NHS Digital said it was “working closely with the National Cyber Security Centre, the Department of Health and NHS England to support affected organisations and to recommend appropriate mitigations”.

Vanessa Sandhu, a GP in Braintree, Essex, said: “We got a call from the CCG [Clinical Commissioning Groups] saying there had been a security breach. We all had to shut down our computers and unplug all cables from the walls.

“It was scary - we had no idea what was going on. We didn’t have access to our notes or patient medical records. We couldn’t request blood tests or ultrasounds. We had to disconnect the surgery telephones so we couldn’t communicate with other doctors or patients. We tried to see the patients in the building, but everyone else we told to go home.

“We’ve had to close the surgery for the day. Some hospitals have had to shut down so it’s going to be absolute carnage in A&E if you can’t do emergency tests or get blood results for those most in need.”


In February, a report into the NHS and cyber crime found that 34 per cent of trusts across England, Scotland and Wales had suffered ransomware attacks during the previous 18 months.

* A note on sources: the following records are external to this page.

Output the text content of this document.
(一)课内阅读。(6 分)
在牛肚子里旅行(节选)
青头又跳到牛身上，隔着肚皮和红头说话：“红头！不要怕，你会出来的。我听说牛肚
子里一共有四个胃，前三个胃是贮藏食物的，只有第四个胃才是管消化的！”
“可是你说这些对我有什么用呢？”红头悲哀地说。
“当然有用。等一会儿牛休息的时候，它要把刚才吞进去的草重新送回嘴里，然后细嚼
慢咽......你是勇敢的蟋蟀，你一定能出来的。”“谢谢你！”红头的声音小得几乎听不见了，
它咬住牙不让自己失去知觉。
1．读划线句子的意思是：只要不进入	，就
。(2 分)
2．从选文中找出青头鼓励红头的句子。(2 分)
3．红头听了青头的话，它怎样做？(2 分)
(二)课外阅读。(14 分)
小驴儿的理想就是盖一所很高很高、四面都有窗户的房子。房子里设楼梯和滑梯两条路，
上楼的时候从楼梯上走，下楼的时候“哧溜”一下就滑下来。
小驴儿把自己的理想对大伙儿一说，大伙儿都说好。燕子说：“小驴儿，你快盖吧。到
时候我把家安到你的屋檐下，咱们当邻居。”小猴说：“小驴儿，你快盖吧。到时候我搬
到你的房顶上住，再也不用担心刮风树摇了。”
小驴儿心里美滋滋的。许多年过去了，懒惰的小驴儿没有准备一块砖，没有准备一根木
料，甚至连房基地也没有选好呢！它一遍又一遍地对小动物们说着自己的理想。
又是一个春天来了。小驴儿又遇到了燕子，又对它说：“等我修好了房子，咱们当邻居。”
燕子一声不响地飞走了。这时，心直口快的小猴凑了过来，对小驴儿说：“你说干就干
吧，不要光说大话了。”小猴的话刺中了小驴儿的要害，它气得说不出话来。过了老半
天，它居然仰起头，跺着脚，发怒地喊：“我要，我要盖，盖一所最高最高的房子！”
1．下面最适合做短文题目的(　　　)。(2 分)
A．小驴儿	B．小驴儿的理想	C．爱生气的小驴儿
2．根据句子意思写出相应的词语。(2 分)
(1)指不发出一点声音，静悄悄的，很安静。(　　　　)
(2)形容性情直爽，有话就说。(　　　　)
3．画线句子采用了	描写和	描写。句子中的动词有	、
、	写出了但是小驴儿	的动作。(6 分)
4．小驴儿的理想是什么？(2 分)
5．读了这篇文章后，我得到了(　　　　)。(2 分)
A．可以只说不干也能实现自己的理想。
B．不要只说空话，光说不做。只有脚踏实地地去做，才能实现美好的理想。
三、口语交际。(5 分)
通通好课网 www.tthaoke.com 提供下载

Scottish trusts were the worst hit, with almost 60 per cent being attacked, while 79 English trusts, more than 33 per cent, had been affected since June 2015.

Attacks on at least seven of the trusts, including dozens of hospitals, had been successful, which means that data had been locked up by criminals.

In November, a ransomware attack on the Northern Lincolnshire and Goole Trust brought down the systems of three British hospitals, forcing doctors to use pen and paper rather than computers, and leading to the cancellation of hundreds of routine operations and outpatient appointments. The attack lasted five days.

Jonathan Ashworth, shadow health secretary, said the attack was “a real worry for patients” and called on the government to set out what had happened and what measures ministers were taking to reduce the threat.